Что до имен неба и земли, то с их помощью местонахождение добрых душ отделяется от местонахождения душ злых, поскольку по заслугам своим они [различаются] на высших и низших. По слову псалмопевца, добрые души называются храмом Его, то есть небом: Господь во святом храме Своем, Господь, — престол Его на небесах [(Псалмы. X, 4)]. Это означает, что Он предстоит тем, кто по заслугам возвышен и через благодать обитает там, как в собственном доме и в храме, для Него освященном. Плотские же души, жаждущие земных презренных желаний, Бог попирает ногами, как скамью, ибо тех, кого Он презрел и не возвысил к Себе из сострадания. Он сокрушает, пренебрегая и топча, стирает в порошок, как бы в пыль превращая беспутного. Примерно так говорит, следовательно, Господь: Я не живу в обителях рукотворных, но в чудных обителях святых душ, тем паче презирая людей плотских и земных. Почему же вы спрашиваете, нужно ли для Меня строить в качестве дома дольние храмы вместо того, чтобы скорее выстроить для Меня храм духовный? Ведь пусто значение зримого храма, если нет незримого. Так что, если ты слышишь, что Небо, или Царствие небесное, называют будущим блаженством, то пойми: выси грядущей жизни дальше плотского расположения неба, которое иногда, как известно, означают именем земли из-за тверди его, а [иногда] — именем неба по достоинству его. Оттого и псалмопевец: Но я верую, что увижу благость Господи на земле живых [(Псалмы, XXVI, 13)]. И обещая устами Иезекииля будущее блаженство избранникам Своим после их воскресения. Сам Господь твердит: Вот, Я открою гробы ваши и выведу вас, народ Мой, из гробов ваших и введу вис в Землю Израилеву и […] помещу вас на земле вашей [(Иезекииль, XXXVII, 12–14)].

То, что Господь наш Христос телесно и видимо вознесся в плотские небеса, произошло не ради славы Того, в Ком телесно обретается полнота божественности, но ради нашей веры. Тот же, Кто и прежде, входя к ученикам сквозь запертые двери явил по Своем Воскресении ту тонкость воскрешенных тел, благодаря которой можно проникать повсюду, впоследствии при Вознесении показал и их будущую необыкновенную легкость тогда как прежде их обременяло земное тяготение, как написано: Своей порчей тело отяжеляет душу [(Прем., IX, 15) J, и им было позволено мысленно вознестись по ту сторону и куда бы ни желали [попасть] их души, Он тотчас переносил их без всякого труда.
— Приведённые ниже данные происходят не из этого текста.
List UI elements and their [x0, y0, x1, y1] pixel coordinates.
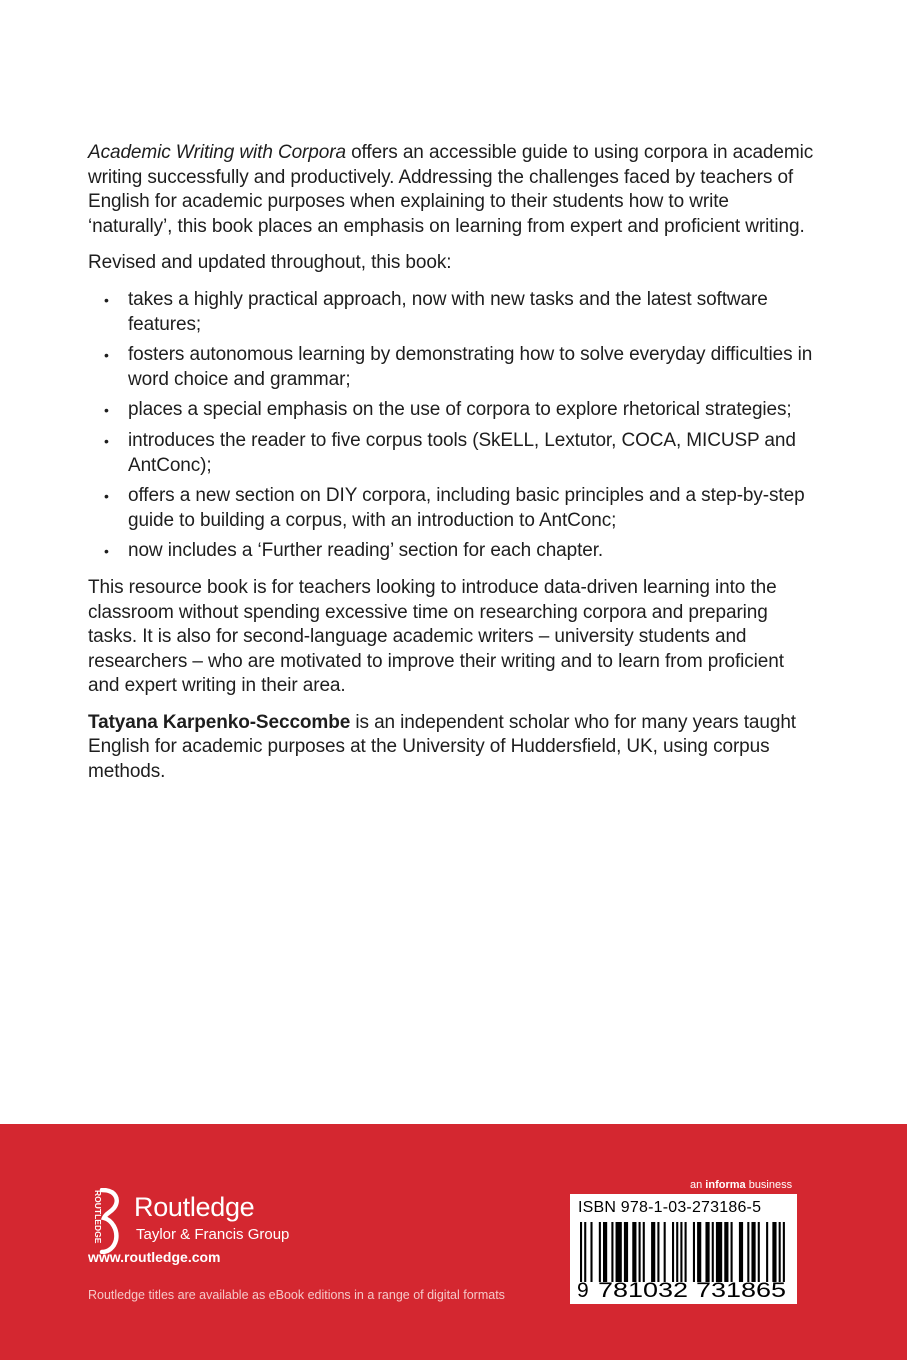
- barcode-bar: [712, 1222, 714, 1282]
- barcode-bar: [603, 1222, 607, 1282]
- informa-tagline: an informa business: [690, 1179, 793, 1191]
- barcode-bar: [766, 1222, 768, 1282]
- barcode-bar: [672, 1222, 674, 1282]
- intro-paragraph: [88, 141, 818, 239]
- book-title: Academic Writing with Corpora: [88, 142, 346, 163]
- barcode-bar: [616, 1222, 622, 1282]
- barcode-bar: [731, 1222, 733, 1282]
- list-item: • offers a new section on DIY corpora, including basic principles and a step-by-step guide to building a corpus, with an introduction to AntConc;: [104, 485, 805, 531]
- barcode-bar: [783, 1222, 785, 1282]
- list-item: • places a special emphasis on the use of corpora to explore rhetorical strategies;: [88, 398, 818, 423]
- barcode-bar: [685, 1222, 687, 1282]
- list-item: • now includes a ‘Further reading’ section for each chapter.: [88, 539, 818, 564]
- barcode-digits: [570, 1278, 797, 1302]
- barcode-lead-digit: 9: [577, 1279, 589, 1302]
- barcode-bar: [624, 1222, 628, 1282]
- informa-brand: informa: [705, 1179, 746, 1191]
- audience-paragraph: This resource book is for teachers looking to introduce data-driven learning into the classroom without spending excessive time on researching corpora and preparing tasks. It is also for second-language academic writers – university students and researchers – who are motivated to improve their writing and to learn from proficient and expert writing in their area.: [88, 576, 784, 697]
- barcode-bar: [632, 1222, 636, 1282]
- revised-lead: Revised and updated throughout, this book:: [88, 252, 452, 274]
- bullet-icon: •: [104, 402, 109, 419]
- barcode-bar: [680, 1222, 682, 1282]
- barcode-bar: [747, 1222, 749, 1282]
- barcode-bar: [693, 1222, 695, 1282]
- ebook-note: Routledge titles are available as eBook editions in a range of digital formats: [88, 1288, 505, 1302]
- barcode-bar: [584, 1222, 586, 1282]
- barcode-bar: [657, 1222, 659, 1282]
- isbn-barcode-box: [570, 1194, 797, 1304]
- barcode-bar: [779, 1222, 781, 1282]
- barcode-bar: [611, 1222, 613, 1282]
- barcode-bar: [599, 1222, 601, 1282]
- barcode-bar: [697, 1222, 701, 1282]
- routledge-logo-mark-icon: [86, 1188, 124, 1254]
- publisher-website: www.routledge.com: [88, 1249, 221, 1265]
- barcode-bar: [643, 1222, 645, 1282]
- list-item: • introduces the reader to five corpus tools (SkELL, Lextutor, COCA, MICUSP and AntConc);: [104, 429, 796, 476]
- barcode-bar: [676, 1222, 678, 1282]
- barcode-bar: [772, 1222, 776, 1282]
- bullet-icon: •: [104, 347, 109, 364]
- barcode-bar: [716, 1222, 722, 1282]
- barcode-bar: [664, 1222, 666, 1282]
- barcode-bar: [758, 1222, 760, 1282]
- bullet-icon: •: [104, 291, 109, 308]
- publisher-footer: [0, 1124, 907, 1360]
- publisher-group: Taylor & Francis Group: [136, 1226, 290, 1243]
- bullet-icon: •: [104, 488, 109, 505]
- barcode-bar: [651, 1222, 655, 1282]
- list-item: • fosters autonomous learning by demonstrating how to solve everyday difficulties in word choice and grammar;: [104, 344, 813, 390]
- barcode-bar: [724, 1222, 728, 1282]
- logo-vertical-text: ROUTLEDGE: [93, 1190, 103, 1244]
- feature-list: [88, 288, 818, 564]
- barcode-icon: [576, 1222, 791, 1282]
- author-bio-text: is an independent scholar who for many years taught English for academic purposes at the University of Huddersfield, UK, using corpus methods.: [88, 711, 796, 783]
- barcode-bar: [705, 1222, 709, 1282]
- list-item: • takes a highly practical approach, now with new tasks and the latest software features;: [104, 288, 768, 335]
- barcode-bar: [639, 1222, 641, 1282]
- barcode-group-2: 731865: [696, 1279, 786, 1302]
- barcode-group-1: 781032: [598, 1279, 688, 1302]
- intro-text: offers an accessible guide to using corpora in academic writing successfully and productively. Addressing the challenges faced by teachers of English for academic purposes when explaining to their students how to write ‘naturally’, this book places an emphasis on learning from expert and proficient writing.: [88, 142, 814, 237]
- isbn-label: ISBN 978-1-03-273186-5: [578, 1199, 762, 1216]
- barcode-bar: [590, 1222, 592, 1282]
- bullet-icon: •: [104, 543, 109, 560]
- author-name: Tatyana Karpenko-Seccombe: [88, 711, 351, 733]
- publisher-name: Routledge: [134, 1192, 255, 1222]
- barcode-bar: [580, 1222, 582, 1282]
- author-bio: [88, 711, 818, 785]
- bullet-icon: •: [104, 432, 109, 449]
- barcode-bar: [739, 1222, 743, 1282]
- back-cover-text: [88, 141, 818, 797]
- barcode-bar: [751, 1222, 755, 1282]
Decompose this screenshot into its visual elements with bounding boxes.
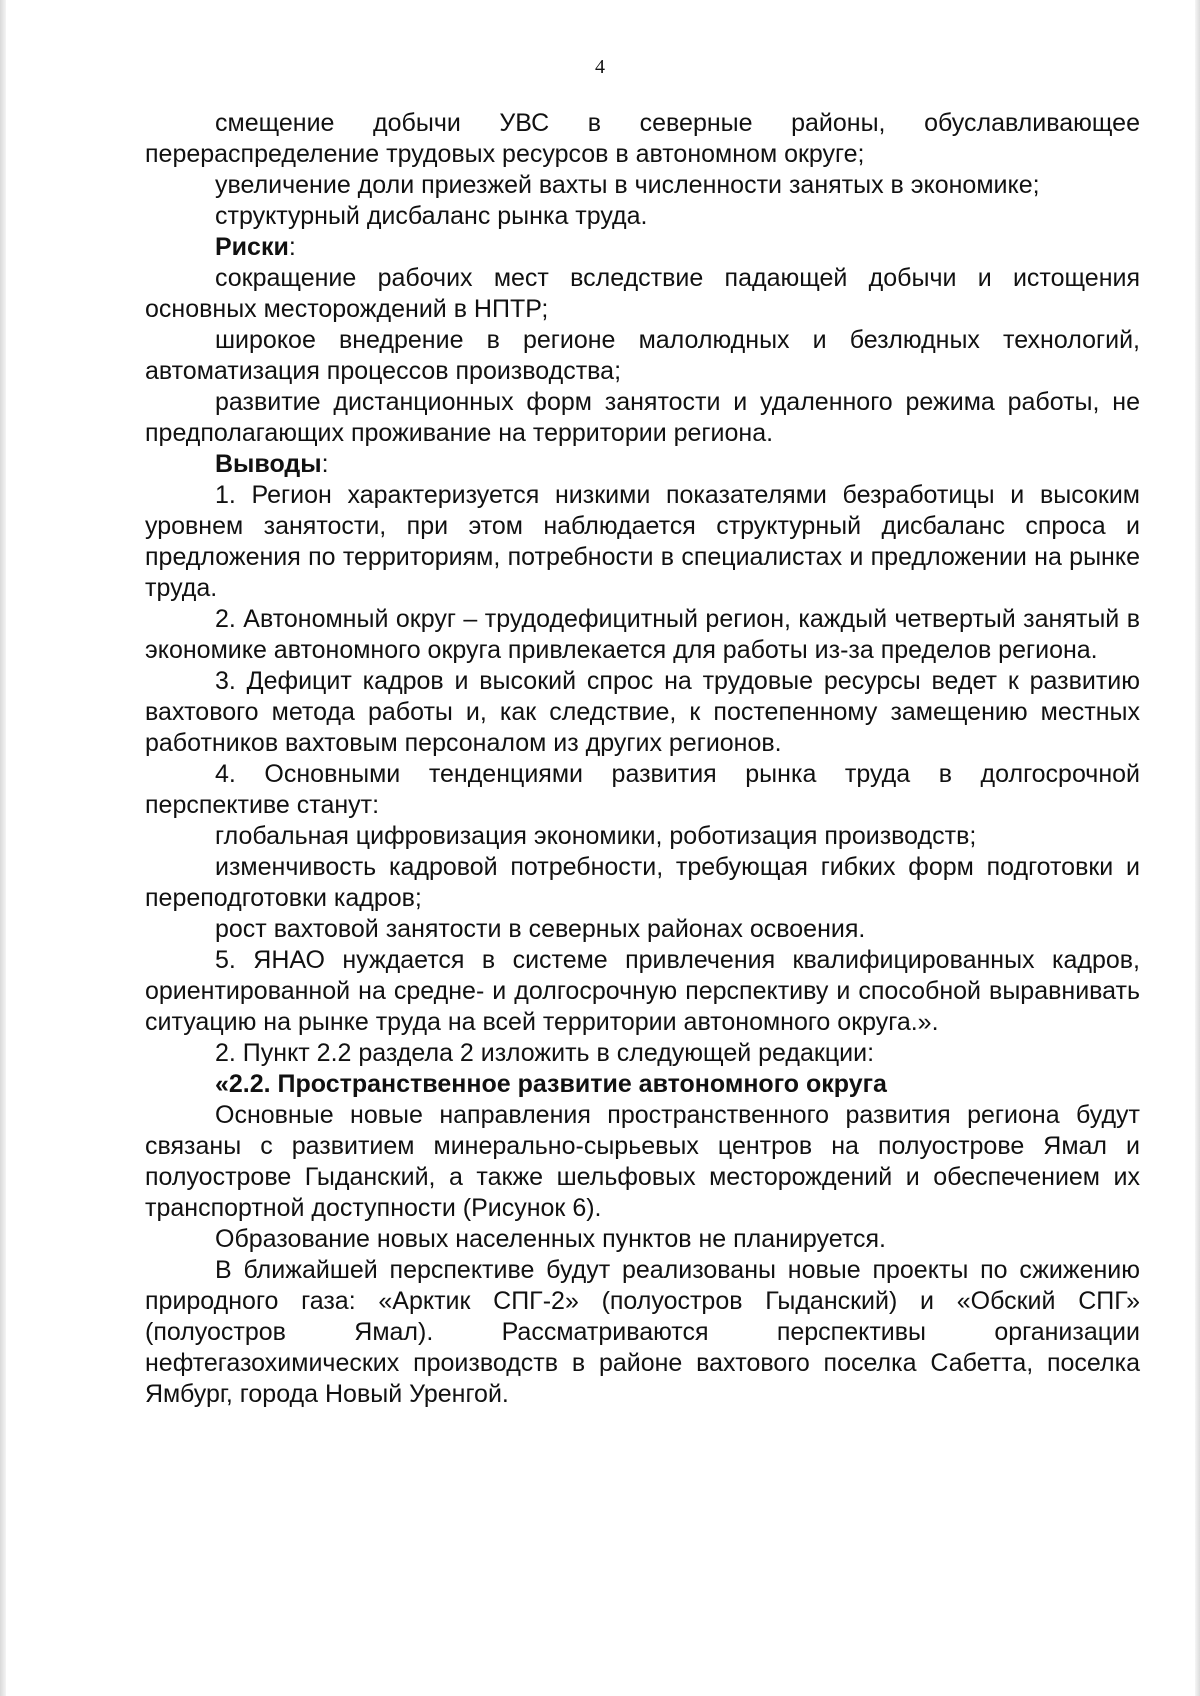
- paragraph: [145, 1255, 1140, 1410]
- paragraph: [145, 1224, 1140, 1255]
- paragraph: [145, 480, 1140, 604]
- paragraph-text: увеличение доли приезжей вахты в численности занятых в экономике;: [215, 171, 1040, 199]
- paragraph: [145, 325, 1140, 387]
- conclusions-heading: [145, 449, 1140, 480]
- paragraph: [145, 759, 1140, 821]
- paragraph: [145, 604, 1140, 666]
- paragraph-text: смещение добычи УВС в северные районы, обуславливающее перераспределение трудовых ресурсов в автономном округе;: [145, 109, 1140, 168]
- paragraph-text: изменчивость кадровой потребности, требующая гибких форм подготовки и переподготовки кадров;: [145, 853, 1140, 912]
- paragraph-text: Основные новые направления пространственного развития региона будут связаны с развитием минерально-сырьевых центров на полуострове Ямал и полуострове Гыданский, а также шельфовых месторождений и обеспечением их транспортной доступности (Рисунок 6).: [145, 1101, 1140, 1222]
- paragraph: [145, 852, 1140, 914]
- paragraph-text: В ближайшей перспективе будут реализованы новые проекты по сжижению природного газа: «Арктик СПГ-2» (полуостров Гыданский) и «Обский СПГ» (полуостров Ямал). Рассматриваются перспективы организации нефтегазохимических производств в районе вахтового поселка Сабетта, поселка Ямбург, города Новый Уренгой.: [145, 1256, 1140, 1408]
- paragraph-text: сокращение рабочих мест вследствие падающей добычи и истощения основных месторождений в НПТР;: [145, 264, 1140, 323]
- page-edge-left: [0, 0, 6, 1696]
- page-number: 4: [595, 56, 605, 78]
- paragraph: [145, 387, 1140, 449]
- heading-bold-text: Риски: [215, 233, 289, 261]
- paragraph-text: Образование новых населенных пунктов не планируется.: [215, 1225, 886, 1253]
- heading-punctuation: :: [321, 450, 329, 478]
- page-edge-right: [1195, 0, 1200, 1696]
- document-body: [145, 108, 1140, 1410]
- paragraph-text: развитие дистанционных форм занятости и удаленного режима работы, не предполагающих проживание на территории региона.: [145, 388, 1140, 447]
- heading-punctuation: :: [288, 233, 296, 261]
- paragraph-text: 2. Пункт 2.2 раздела 2 изложить в следующей редакции:: [215, 1039, 875, 1067]
- paragraph: [145, 263, 1140, 325]
- heading-bold-text: Выводы: [215, 450, 322, 478]
- paragraph: [145, 201, 1140, 232]
- paragraph-text: структурный дисбаланс рынка труда.: [215, 202, 648, 230]
- paragraph: [145, 1100, 1140, 1224]
- section-heading: [145, 1069, 1140, 1100]
- paragraph-text: 2. Автономный округ – трудодефицитный регион, каждый четвертый занятый в экономике автономного округа привлекается для работы из-за пределов региона.: [145, 605, 1140, 664]
- paragraph-text: 5. ЯНАО нуждается в системе привлечения квалифицированных кадров, ориентированной на средне- и долгосрочную перспективу и способной выравнивать ситуацию на рынке труда на всей территории автономного округа.».: [145, 946, 1140, 1036]
- paragraph-text: 4. Основными тенденциями развития рынка труда в долгосрочной перспективе станут:: [145, 760, 1140, 819]
- paragraph: [145, 945, 1140, 1038]
- risks-heading: [145, 232, 1140, 263]
- paragraph: [145, 666, 1140, 759]
- paragraph: [145, 170, 1140, 201]
- paragraph-text: рост вахтовой занятости в северных районах освоения.: [215, 915, 866, 943]
- paragraph-text: 1. Регион характеризуется низкими показателями безработицы и высоким уровнем занятости, при этом наблюдается структурный дисбаланс спроса и предложения по территориям, потребности в специалистах и предложении на рынке труда.: [145, 481, 1140, 602]
- heading-bold-text: «2.2. Пространственное развитие автономного округа: [215, 1070, 887, 1098]
- paragraph: [145, 108, 1140, 170]
- paragraph-text: глобальная цифровизация экономики, роботизация производств;: [215, 822, 977, 850]
- paragraph-text: широкое внедрение в регионе малолюдных и безлюдных технологий, автоматизация процессов производства;: [145, 326, 1140, 385]
- paragraph-text: 3. Дефицит кадров и высокий спрос на трудовые ресурсы ведет к развитию вахтового метода работы и, как следствие, к постепенному замещению местных работников вахтовым персоналом из других регионов.: [145, 667, 1140, 757]
- paragraph: [145, 914, 1140, 945]
- paragraph: [145, 1038, 1140, 1069]
- paragraph: [145, 821, 1140, 852]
Однако когда вспоминают, что Он воспарил одесную Отца, то [выражение] «одесную Отца» нельзя понимать в телесном смысле, да и престол, на котором восседал Сам Отец, не есть определенное место; это выражение означает власть Его господства вместе с Отцом и — равно — их достоинство, и, хотя говорят, что Он восседал бок о бок с Ним справа, нельзя вести буквальную речь о том, что [Христос] сидел или стоял телесно одесную [Отца] ведь то, что обещано было Ему по Его Вознесении, [было] чем-то телесным, хотя по сути его оыло сделано таким образом во плоти, что означало [следующее]: Его Вознесение отразилось более в умах верующих. Об этом Вознесении Он сам еще прежде сказал Марии-Не прикасайся ко Мне, ибо Я еще не восшел к Отцу Моему [(Иоанн XX 17)] Тогда Христос поднялся в небо на облаке, [скрывшись] от глаз людских, чтобы воссесть одесную Отца, когда по предсказанию святых, Он освободился от вида тягостной жизни Он как предсказано, был вознесен в славе так, что, соцарствуя наравне с Отцом, владычествует с Ним над всем [миром] и, как соравная субстанция, то есть Сын, равно повелевает всеми.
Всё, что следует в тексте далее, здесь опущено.